А сейчас надо было собраться во что бы то ни стало и наконец хотя бы через силу начать думать об этом немце, а не о себе и о сыне, извещение о смерти которого с изложением обстоятельств прислал сегодня утром по полевой почте неизвестный ему батальонный комиссар Чернов, замполит 96-й танковой бригады и, видимо, добрый человек.
Оказывается, сын служил помпотехом батальона в этой бригаде, был смертельно ранен и умер на поле боя.
Обо всем этом сообщалось в письме, и все это было именно так, очень просто, слишком просто, даже, наверное, еще проще, чем писал батальонный комиссар Чернов, словно старавшийся доказать, что его сын действительно пал смертью храбрых. Как будто тут нужны какие-то особые объяснения!
Почти про всякую смерть на войне, кроме слишком уж всем очевидной смерти из-за собственной подлости или трусости, пишут родным, что «пал смертью храбрых»… И так и должны писать. Как же иначе? В общем-то, это чаще всего правда, хотя и мало что объясняющая.

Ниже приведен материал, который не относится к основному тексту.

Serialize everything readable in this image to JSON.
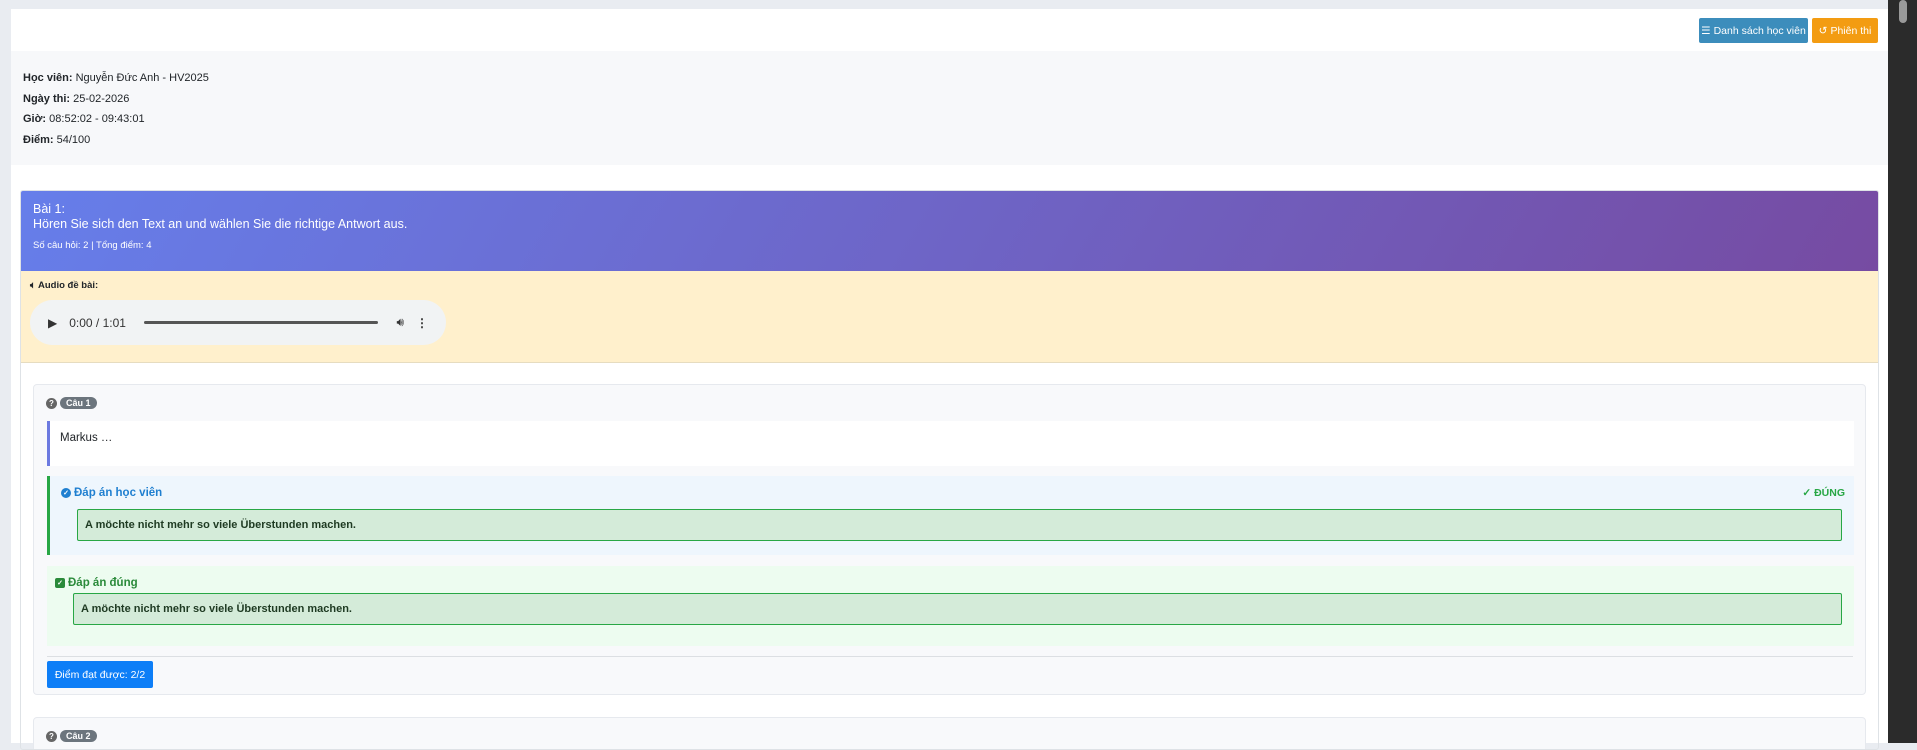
{
  "toolbar": {
    "student_list_label": "Danh sách học viên",
    "session_label": "Phiên thi",
    "colors": {
      "student_list": "#3c8dbc",
      "session": "#f39c12"
    }
  },
  "info": {
    "student_label": "Học viên:",
    "student_value": "Nguyễn Đức Anh - HV2025",
    "date_label": "Ngày thi:",
    "date_value": "25-02-2026",
    "time_label": "Giờ:",
    "time_value": "08:52:02 - 09:43:01",
    "score_label": "Điểm:",
    "score_value": "54/100"
  },
  "section": {
    "title": "Bài 1:",
    "instruction": "Hören Sie sich den Text an und wählen Sie die richtige Antwort aus.",
    "meta": "Số câu hỏi: 2 | Tổng điểm: 4",
    "audio_label": "Audio đề bài:",
    "audio": {
      "time": "0:00 / 1:01",
      "progress": 0
    }
  },
  "questions": [
    {
      "badge": "Câu 1",
      "text": "Markus …",
      "student_answer_label": "Đáp án học viên",
      "verdict": "✓ ĐÚNG",
      "student_answer": "A möchte nicht mehr so viele Überstunden machen.",
      "correct_label": "Đáp án đúng",
      "correct_answer": "A möchte nicht mehr so viele Überstunden machen.",
      "score": "Điểm đạt được: 2/2"
    },
    {
      "badge": "Câu 2"
    }
  ]
}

Из письма было ясно, что через неделю после того, как бригаду выгрузили из эшелонов, был первый бой и в самом конце этого первого боя снаряд попал в танк, на котором шел сын, чтобы отбуксировать из-под огня другую, поврежденную машину. Сына вытащили из танка на снег, и он умер через несколько минут, не приходя в сознание, прежде чем ему было оказана первая помощь. Вот и все. Ни что он думал в этом своем первом бою, ни что чувствовал, ни чего боялся, узнать было уже нельзя. Ясно было только одно, что о возможной своей смерти он думал и хотел, чтобы Серпилин сразу узнал об этом, если это случится. Батальонный комиссар Чернов так и писал: «Ваш приемный сын Вадим Васильевич Толстиков перед началом боя просил меня в случае смерти или тяжелого ранения сообщить вам и одновременно с вами его супруге Анне Петровне…»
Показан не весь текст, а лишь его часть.